Bye, bye, Izquierda Unida, ¿adiós Partido Comunista de España? ¿Fin de la izquierda histórica española?

En realidad me hubiese gustado ser crítico de alta costura. Me quedo embobado escuchando esa tela cortada en “color azul petróleo” o la espalda imitaba un escote “palabra de honor”. He llegado a estar una tarde entera pensando el significado metafísico que prohíbe llevar un vestido rojo a una cena o a un cóctel nocturno y que las transparencias son ordinarias en horas laborales, aunque perfectas a partir de medianoche. Ver desfilar a mujeres y hombres prisioneros del canon de belleza impuesto a base de sugestionar a miles de millones de personas, sería el trabajo de mi vida. Defender como un líder revolucionario que acaba de conquistar el poder que los apliques de pedrería sobre los vestidos, incluso las perlas, no quedan mal y son la mayor conquista social desde el logro de las vacaciones pagadas. 

Pero no, que va, al final el mejor trabajo de mi vida es el comentario político. Existe, hoy por hoy, en la política social una tragedia creativa y destructiva mayor que en el mundo sofisticadísimo de la alta costura.
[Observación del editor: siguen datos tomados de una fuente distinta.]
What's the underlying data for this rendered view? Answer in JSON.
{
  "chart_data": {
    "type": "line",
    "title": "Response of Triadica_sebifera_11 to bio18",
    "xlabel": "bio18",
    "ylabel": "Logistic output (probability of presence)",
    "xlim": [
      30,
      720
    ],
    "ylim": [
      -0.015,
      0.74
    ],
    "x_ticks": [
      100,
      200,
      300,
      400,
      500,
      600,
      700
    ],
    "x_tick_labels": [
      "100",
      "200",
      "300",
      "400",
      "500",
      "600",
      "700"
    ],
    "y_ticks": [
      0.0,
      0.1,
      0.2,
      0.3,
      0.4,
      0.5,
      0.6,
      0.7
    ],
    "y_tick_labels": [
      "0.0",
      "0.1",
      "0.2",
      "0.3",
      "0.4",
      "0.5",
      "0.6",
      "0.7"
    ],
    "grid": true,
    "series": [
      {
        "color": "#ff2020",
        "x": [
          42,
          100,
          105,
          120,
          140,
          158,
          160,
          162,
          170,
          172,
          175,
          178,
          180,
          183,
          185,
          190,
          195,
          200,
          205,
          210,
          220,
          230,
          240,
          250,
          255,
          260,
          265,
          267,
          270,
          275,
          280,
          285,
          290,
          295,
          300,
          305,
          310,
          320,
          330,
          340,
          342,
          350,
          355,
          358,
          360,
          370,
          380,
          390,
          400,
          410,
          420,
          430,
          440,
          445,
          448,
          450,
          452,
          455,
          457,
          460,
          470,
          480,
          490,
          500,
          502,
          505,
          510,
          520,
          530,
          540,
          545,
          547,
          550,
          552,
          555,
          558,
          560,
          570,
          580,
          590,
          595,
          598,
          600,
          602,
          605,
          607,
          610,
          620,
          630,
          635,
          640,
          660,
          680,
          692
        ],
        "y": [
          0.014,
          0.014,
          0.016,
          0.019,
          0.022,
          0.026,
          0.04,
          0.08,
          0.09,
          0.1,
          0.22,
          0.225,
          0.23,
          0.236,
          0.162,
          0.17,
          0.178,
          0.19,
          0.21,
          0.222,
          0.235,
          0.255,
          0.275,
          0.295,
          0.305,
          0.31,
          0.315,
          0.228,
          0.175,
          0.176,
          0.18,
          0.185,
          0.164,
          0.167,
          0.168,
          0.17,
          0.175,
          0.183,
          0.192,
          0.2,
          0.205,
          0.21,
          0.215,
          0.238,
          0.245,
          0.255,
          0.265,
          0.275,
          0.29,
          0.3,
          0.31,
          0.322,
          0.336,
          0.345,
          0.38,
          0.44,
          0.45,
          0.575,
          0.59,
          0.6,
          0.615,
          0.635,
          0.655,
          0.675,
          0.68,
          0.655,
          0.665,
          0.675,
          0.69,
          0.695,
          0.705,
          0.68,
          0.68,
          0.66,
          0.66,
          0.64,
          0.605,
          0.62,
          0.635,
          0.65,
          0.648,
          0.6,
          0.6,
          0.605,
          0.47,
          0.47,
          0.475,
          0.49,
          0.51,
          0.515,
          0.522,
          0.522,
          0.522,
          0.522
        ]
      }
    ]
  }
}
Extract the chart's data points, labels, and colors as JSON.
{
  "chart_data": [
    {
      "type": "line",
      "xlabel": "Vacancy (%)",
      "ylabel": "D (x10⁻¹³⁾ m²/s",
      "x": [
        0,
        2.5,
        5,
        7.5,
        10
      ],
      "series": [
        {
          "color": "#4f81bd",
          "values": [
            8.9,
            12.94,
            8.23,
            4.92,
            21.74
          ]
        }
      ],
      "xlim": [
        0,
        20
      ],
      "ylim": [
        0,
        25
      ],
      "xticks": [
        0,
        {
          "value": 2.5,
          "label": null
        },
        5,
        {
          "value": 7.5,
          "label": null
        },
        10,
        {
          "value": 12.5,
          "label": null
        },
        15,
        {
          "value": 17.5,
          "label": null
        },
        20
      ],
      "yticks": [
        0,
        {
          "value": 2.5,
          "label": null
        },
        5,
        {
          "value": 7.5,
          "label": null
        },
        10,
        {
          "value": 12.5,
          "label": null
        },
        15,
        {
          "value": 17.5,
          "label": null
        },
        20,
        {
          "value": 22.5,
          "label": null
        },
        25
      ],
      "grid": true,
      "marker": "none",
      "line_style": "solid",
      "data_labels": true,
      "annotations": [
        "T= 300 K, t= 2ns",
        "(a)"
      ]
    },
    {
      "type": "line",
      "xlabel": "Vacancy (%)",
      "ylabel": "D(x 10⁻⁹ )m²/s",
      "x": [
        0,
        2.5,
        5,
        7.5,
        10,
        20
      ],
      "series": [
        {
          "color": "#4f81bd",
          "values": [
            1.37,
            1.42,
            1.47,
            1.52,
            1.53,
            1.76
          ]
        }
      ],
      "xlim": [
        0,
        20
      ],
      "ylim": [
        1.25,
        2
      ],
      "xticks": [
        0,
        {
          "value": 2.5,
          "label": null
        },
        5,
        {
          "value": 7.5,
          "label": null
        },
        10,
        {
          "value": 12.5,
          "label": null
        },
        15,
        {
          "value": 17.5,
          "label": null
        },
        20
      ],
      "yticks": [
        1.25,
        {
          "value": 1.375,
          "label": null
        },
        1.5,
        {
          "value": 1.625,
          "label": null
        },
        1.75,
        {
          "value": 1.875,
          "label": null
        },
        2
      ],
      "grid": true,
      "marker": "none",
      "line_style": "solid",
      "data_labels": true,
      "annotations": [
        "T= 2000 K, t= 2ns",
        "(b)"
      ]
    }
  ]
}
Las tendencias van a llevar a la defenestración a partidos de la izquierda histórica. Qué pena, porque lo que hay enfrente lleva pedrería pero no brilla, todavía, igual que una auténtica piedra preciosa. Llámenme romántico ingenuo, pues me hubiera gustado algún tipo de unidad cívica entre las fuerzas de izquierda y no este suicida fratricidio que me impide llevar rojo izquierda unida por las tardes-noche. Es triste, para muchos su voto no sirve, no servirá, no sumará, han decidido los diseñadores políticos que está pasado de moda.


Tania Sánchez. Fuente de la fotografía

Tania Sánchez vestía de rojo, a pesar de llevar ropa interior morada parecía vestir con estilo el carmesí de la izquierda. Dirán que en Izquierda Unida son bobos por no elegir los tonos morados de temporada, tapando ese rojo protesta añeja por el morado ojo indignado. ¿Pero por qué tenían que elegir otro color? La sugestión colectiva, la moda, manda, impone, exige desvestirse. Qué frágil es la memoria, hace dos días las hombreras anchas se llevaban en las blusas de mujer y todos...tan felices.


Siempre es una mala noticia para los votantes de izquierda ver como los líderes abandonan proyectos para emprender otros, fragmentando la tendencia izquierdista, cortando la tela roja en un pedazo más, ya que obliga a repensar dos veces el diseño del voto. La sensación de que tu voto no es útil y no suma es como llevar una camisa vieja fuera de temporada, que te viste, pero no te representa. Con lo guapo que se veía uno y ahora, resulta, que vas hecho un adefesio. La verdad, me hubiese gustado ser crítico de alta costura, en ese mundo la banalidad es más digna que en la política.